You may authorise your attorney to use your funds to:-

  1. give gifts (which must be reasonable given the amount of your assets) seasonally or occasionally to close friends or relatives, or
  2. make donations that you would normally make; or
  3. pay for reasonable living and medical expenses for themselves or others .


What decisions can't my attorney make?


Your attorney can not:

  • Make a will for you;
  • vote for you;
  • consent to your marriage;
  • manage your personal and lifestyle affairs or consent to medical or dental treatment on you (which is the responsibility of an enduring guardian).

Do I need to register my power of attorney?

You need only register a power of attorney with LRS if it is to be used to sign a legal document to sell, lease or mortgage real estate.

Can I cancel my power of attorney?

Yes, if the cancellation is in writing and you have the legal capacity to cancel it. You must advise your attorney in writing that the POA has been cancelled. If your POA has been registered with LRS you must register a form with LRS revoking it.

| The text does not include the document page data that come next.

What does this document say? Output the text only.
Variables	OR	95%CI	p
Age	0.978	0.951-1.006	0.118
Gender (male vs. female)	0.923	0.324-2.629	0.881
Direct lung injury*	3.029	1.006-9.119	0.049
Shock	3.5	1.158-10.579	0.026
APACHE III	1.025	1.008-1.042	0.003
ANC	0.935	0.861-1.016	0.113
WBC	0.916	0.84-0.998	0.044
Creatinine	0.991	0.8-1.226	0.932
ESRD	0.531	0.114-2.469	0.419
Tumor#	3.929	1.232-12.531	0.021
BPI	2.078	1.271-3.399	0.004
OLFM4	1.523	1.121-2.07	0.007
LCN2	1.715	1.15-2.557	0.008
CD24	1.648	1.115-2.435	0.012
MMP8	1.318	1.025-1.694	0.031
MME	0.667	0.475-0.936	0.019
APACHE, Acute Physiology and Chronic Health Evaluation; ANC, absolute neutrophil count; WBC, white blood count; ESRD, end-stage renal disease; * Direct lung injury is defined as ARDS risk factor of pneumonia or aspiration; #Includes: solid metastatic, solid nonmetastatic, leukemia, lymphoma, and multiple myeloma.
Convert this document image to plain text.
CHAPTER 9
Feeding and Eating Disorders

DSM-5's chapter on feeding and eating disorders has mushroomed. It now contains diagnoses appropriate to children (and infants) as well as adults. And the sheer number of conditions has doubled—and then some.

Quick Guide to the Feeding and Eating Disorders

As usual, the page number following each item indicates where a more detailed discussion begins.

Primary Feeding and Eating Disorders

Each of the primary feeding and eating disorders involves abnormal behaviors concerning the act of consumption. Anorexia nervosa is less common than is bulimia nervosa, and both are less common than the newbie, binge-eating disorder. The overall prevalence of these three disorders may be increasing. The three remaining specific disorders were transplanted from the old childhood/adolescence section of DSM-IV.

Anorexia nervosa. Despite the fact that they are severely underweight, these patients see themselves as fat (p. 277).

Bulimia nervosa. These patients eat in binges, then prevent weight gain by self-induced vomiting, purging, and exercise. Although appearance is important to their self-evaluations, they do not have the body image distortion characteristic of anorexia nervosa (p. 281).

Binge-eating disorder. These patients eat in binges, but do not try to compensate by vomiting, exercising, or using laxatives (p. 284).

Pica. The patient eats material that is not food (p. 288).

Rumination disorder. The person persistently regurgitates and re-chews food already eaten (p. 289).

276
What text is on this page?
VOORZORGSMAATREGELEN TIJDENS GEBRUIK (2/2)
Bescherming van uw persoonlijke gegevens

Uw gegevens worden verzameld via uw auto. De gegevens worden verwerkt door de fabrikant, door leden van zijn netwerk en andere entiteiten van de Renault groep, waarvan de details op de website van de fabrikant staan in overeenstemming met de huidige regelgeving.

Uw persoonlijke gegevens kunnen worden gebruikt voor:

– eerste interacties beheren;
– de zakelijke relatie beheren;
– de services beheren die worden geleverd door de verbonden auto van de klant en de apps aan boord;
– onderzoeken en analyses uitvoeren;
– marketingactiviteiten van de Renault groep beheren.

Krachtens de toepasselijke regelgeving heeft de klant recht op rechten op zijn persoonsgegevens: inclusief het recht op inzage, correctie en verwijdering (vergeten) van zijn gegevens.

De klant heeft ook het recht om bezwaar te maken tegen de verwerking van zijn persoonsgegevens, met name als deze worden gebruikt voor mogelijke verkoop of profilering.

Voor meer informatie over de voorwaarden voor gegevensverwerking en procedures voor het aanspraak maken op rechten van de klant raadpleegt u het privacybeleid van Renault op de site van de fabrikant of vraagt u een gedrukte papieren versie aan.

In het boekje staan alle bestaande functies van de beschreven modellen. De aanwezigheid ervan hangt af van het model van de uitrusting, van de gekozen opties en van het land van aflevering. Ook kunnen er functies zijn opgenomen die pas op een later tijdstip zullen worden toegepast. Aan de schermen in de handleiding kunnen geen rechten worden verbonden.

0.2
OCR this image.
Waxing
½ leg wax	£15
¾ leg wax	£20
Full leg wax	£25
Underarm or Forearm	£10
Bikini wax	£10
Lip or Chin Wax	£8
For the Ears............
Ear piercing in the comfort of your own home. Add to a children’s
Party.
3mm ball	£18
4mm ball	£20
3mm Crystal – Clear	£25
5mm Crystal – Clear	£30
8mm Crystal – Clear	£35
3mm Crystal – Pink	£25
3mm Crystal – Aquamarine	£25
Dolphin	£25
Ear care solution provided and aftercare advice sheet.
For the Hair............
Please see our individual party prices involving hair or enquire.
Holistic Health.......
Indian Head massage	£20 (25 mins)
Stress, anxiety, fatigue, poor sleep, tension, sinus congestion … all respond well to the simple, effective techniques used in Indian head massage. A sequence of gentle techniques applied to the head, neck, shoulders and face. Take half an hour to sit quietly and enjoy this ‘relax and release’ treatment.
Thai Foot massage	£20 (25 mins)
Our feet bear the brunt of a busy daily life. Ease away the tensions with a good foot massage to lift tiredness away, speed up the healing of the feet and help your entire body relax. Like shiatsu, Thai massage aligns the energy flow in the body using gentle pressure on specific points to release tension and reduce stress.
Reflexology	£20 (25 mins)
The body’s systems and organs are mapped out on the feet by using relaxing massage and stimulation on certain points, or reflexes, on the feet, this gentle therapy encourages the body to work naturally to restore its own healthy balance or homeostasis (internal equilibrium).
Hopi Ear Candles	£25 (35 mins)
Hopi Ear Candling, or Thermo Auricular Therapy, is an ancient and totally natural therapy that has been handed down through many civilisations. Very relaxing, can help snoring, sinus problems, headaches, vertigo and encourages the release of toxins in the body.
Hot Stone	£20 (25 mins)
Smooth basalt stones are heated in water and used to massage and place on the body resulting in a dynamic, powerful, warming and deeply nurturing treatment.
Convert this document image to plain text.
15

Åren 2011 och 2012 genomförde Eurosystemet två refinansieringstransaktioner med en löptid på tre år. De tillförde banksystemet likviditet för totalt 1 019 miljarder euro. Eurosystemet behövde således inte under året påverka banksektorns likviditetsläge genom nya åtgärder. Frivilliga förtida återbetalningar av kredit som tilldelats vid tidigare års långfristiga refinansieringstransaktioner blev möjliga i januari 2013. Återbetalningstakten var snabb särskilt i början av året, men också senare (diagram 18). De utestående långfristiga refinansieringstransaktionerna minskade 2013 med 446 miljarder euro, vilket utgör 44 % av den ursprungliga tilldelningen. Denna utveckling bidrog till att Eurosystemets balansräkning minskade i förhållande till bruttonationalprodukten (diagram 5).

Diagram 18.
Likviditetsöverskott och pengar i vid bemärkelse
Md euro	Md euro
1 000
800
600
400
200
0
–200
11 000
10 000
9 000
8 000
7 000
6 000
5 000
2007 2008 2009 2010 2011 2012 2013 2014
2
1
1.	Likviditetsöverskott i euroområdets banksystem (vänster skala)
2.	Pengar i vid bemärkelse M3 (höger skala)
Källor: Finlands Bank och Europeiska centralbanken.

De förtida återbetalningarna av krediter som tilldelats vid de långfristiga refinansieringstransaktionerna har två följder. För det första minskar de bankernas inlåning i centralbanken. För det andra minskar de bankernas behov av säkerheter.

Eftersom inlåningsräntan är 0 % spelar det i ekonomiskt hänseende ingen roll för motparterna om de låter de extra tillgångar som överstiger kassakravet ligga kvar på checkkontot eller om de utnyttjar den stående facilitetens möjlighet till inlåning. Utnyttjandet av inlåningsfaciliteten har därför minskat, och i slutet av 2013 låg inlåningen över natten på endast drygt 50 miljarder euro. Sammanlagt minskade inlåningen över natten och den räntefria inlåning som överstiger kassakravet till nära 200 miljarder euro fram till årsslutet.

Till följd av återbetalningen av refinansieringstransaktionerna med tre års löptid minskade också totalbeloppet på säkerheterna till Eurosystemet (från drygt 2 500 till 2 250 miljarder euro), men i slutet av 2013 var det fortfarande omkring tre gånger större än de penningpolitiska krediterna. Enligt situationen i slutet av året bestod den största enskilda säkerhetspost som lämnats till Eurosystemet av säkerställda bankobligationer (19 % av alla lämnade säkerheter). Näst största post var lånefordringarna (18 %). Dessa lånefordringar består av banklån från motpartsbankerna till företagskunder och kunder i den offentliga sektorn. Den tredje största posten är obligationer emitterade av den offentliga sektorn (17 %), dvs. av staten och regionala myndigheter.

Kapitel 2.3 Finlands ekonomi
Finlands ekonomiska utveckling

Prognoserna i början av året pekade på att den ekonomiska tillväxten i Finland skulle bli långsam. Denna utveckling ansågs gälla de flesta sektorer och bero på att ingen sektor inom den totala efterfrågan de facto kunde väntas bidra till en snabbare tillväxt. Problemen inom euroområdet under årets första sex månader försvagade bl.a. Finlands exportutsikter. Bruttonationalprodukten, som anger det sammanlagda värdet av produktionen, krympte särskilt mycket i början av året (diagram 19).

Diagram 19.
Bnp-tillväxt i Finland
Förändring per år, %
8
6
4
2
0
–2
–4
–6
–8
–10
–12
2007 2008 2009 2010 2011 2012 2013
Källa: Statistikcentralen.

What's the difference between a power of attorney and an appointment of enduring guardian?


You may appoint someone to be your enduring guardian in the event that you lose capacity and become incapable of managing your person. Your guardian can:

  • consent to medical and dental treatment on you;
  • decide where you live; and
  • decide what personal and health services you receive.

You can include in such an appointment directions as to end of life matters.

An appointment of enduring guardian (AEG) starts operating only after you suffer loss of capacity (e.g. if you suffer from dementia or are in a coma).

Although your attorney and your guardian carry out different functions and deal with different aspects of your welfare, their relationship is intimately linked because lifestyle decisions and financial decisions affect each other.

If you are contemplating appointing different people as your attorney and guardian, you should consider their compatibility before making an appointment.

Where to now?


Your lawyer will prepare a legal document signed by you and the person you wish to appoint as your attorney. Your signature must be witnessed by a prescribed witness such as a lawyer, a Registrar of the Local Court or a Licensed Conveyancer. Justices of the Peace are not prescribed witnesses.